One of the biggest differences between PowerShell and Bash is how both treat data. Bash treats data as simple strings while PowerShell treats data as objects.

Why is this so important?

Many web platforms use data objects for their APIs. These data objects can come in various forms like XML or JSON. For example, if you wanted to use the AWS SDK from Amazon to store a file in S3, you need to create a data object that stores information like the file name, where that file is found on the file system to transfer it, which AWS S3 bucket that file needs to be transferred to, that file's permissions, etc…

With PowerShell, you can create an object that stores that data. Then you can use the AWS SDK to transfer that file to S3 using that data object.

You couldn't do this with Bash. In Bash, that data object would be a simple string. You would need to pipe that string into a processor that could parse that information, turn it into an object, and then upload that file to your S3 bucket.

Because PowerShell can handle data as objects, certain tasks like machine configuration or communicating with APIs can be much easier without the need for help with other applications.

Cross-Platform

Originally PowerShell was only available on Windows. During the days of Bill Gates and Steve Balmer management, Microsoft was fiercely anti-Linux (or other operating systems for that matter). Since Satya Nadella took over the CEO position, Microsoft has changed priorities from focusing on Windows as its platform of choice to Azure. That means Microsoft needed to embrace Linux and Unix.

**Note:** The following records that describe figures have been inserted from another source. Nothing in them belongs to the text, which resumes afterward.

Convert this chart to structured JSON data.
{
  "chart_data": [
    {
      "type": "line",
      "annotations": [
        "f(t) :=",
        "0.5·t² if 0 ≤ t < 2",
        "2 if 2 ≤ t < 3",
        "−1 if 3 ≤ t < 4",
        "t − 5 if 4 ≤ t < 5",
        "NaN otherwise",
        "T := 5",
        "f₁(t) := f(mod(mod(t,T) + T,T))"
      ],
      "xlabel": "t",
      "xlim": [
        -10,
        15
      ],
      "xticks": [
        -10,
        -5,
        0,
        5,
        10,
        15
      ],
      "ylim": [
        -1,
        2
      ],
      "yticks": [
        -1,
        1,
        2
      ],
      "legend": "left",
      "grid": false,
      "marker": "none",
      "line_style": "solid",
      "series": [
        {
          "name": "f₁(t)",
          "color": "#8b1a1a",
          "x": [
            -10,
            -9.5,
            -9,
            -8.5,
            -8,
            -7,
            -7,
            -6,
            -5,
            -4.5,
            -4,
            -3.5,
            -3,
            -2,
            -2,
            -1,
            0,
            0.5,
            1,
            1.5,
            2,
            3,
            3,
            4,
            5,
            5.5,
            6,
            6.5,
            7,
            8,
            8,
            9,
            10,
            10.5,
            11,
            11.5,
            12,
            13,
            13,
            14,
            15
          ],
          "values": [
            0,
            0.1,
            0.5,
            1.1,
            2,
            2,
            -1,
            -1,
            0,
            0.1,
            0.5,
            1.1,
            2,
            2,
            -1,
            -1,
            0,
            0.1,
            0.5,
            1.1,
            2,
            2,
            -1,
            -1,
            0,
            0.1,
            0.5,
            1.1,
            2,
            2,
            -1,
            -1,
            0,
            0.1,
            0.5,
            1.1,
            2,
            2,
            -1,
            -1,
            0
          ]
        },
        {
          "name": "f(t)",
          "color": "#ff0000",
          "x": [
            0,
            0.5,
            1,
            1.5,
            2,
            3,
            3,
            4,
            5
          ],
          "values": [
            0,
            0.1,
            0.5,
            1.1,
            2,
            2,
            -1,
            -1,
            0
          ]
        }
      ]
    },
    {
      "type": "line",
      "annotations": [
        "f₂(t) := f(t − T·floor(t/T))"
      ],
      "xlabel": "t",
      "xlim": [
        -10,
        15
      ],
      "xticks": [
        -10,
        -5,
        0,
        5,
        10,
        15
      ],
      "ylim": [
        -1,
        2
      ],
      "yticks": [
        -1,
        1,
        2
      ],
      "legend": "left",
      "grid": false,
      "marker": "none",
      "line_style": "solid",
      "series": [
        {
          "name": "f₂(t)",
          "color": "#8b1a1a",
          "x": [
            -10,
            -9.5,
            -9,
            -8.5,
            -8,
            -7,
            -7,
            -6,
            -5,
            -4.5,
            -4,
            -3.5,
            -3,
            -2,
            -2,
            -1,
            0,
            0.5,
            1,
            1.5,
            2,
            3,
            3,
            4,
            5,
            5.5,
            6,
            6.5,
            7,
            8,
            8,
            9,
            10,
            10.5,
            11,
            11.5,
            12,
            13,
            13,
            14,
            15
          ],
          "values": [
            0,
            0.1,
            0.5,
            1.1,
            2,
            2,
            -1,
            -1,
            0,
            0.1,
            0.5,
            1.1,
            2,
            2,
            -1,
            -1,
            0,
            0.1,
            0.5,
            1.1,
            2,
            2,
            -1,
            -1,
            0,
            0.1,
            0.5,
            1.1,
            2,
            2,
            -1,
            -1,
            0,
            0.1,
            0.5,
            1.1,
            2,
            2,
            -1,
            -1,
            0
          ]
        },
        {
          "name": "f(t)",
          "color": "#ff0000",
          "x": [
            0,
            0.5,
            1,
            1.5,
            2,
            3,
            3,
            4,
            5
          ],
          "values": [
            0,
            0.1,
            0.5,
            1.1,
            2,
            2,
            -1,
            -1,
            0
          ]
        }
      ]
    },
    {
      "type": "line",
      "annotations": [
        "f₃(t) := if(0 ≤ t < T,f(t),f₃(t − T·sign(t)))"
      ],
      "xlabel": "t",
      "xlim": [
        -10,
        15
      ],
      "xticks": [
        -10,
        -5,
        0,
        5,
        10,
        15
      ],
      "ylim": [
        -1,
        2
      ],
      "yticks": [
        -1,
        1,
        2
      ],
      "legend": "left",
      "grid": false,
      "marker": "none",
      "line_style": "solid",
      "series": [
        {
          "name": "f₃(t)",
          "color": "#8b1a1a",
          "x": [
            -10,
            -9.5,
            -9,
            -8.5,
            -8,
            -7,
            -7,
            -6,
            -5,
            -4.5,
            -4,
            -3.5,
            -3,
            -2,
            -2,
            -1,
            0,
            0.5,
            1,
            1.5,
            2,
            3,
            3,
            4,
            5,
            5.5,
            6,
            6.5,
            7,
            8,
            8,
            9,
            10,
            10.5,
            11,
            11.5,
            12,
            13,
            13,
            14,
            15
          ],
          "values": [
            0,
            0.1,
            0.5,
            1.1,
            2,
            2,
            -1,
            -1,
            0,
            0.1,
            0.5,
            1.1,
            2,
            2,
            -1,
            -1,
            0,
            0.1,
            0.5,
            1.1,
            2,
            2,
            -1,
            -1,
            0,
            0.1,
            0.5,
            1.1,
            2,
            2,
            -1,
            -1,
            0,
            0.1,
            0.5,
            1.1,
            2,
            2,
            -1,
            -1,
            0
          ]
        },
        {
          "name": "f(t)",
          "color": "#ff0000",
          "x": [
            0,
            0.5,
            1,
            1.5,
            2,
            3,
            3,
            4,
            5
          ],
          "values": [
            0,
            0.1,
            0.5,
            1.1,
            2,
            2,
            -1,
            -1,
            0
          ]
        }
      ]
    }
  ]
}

Microsoft embracing other platforms meant that their business practices shifted dramatically. With that shift, Microsoft made some parts of .NET open source. Because .NET was made open source, that meant other traditionally Windows-only tools, like PowerShell, could be made for other OS platforms, too.

And, that is exactly what happened. In 2016 Microsoft released the first open-source version of PowerShell for Linux. For the first time, PowerShell could be used both on Linux and Windows.

Bash is available on Linux, but it requires users to jump through a few hurdles before it can be used. For example, WSL needs to be enabled in Windows first. Then a Linux distribution needs to be installed and configured. Once those steps are completed, Bash can be used on Windows, though it does come with some added headaches still. For instance, Linux within WSL can be sandboxed to a certain degree, and Bash can't access all of the same Windows components and features that PowerShell can.

That isn't to say that PowerShell doesn't have issues with Linux, either. Because PowerShell is based on .NET at its core, it won't have access to all of the same commandlets on Linux as it does on Windows. Microsoft is working on including more commandlets for the open-source version of PowerShell, but it will never have the same functionality that the Windows version of PowerShell does on Linux, unfortunately.

Scripting

PowerShell is a true scripting language. You can create scripts in Bash, but those scripts are typically rudimentary instruction sets that explain how to carry out a task in the terminal. A script in Bash isn't very different from entering a bunch of commands manually. Those scripts still depend on piping data (or strings) between different applications.

On the other hand, PowerShell is a full scripting language like Python or JavaScript. You can create functions, declare variables, create data objects, etc… within PowerShell scripts. This opens a world of options for both Windows and Linux. Anything that you might want to automate with Python, you could potentially use PowerShell for instead.

Which CLI is right for me?

At the end of the day, comparing PowerShell to Bash is like comparing apples to oranges. Both are tools for different jobs.

If you are managing a Windows environment or using Azure, try sticking with PowerShell.

If you are managing a strictly Linux or Unix environment, try sticking with Bash.

If you are managing a mixed environment, it would be worthwhile to try using PowerShell for as much of your workload as possible. Using a single scripting language and environment will make managing those scripts much easier.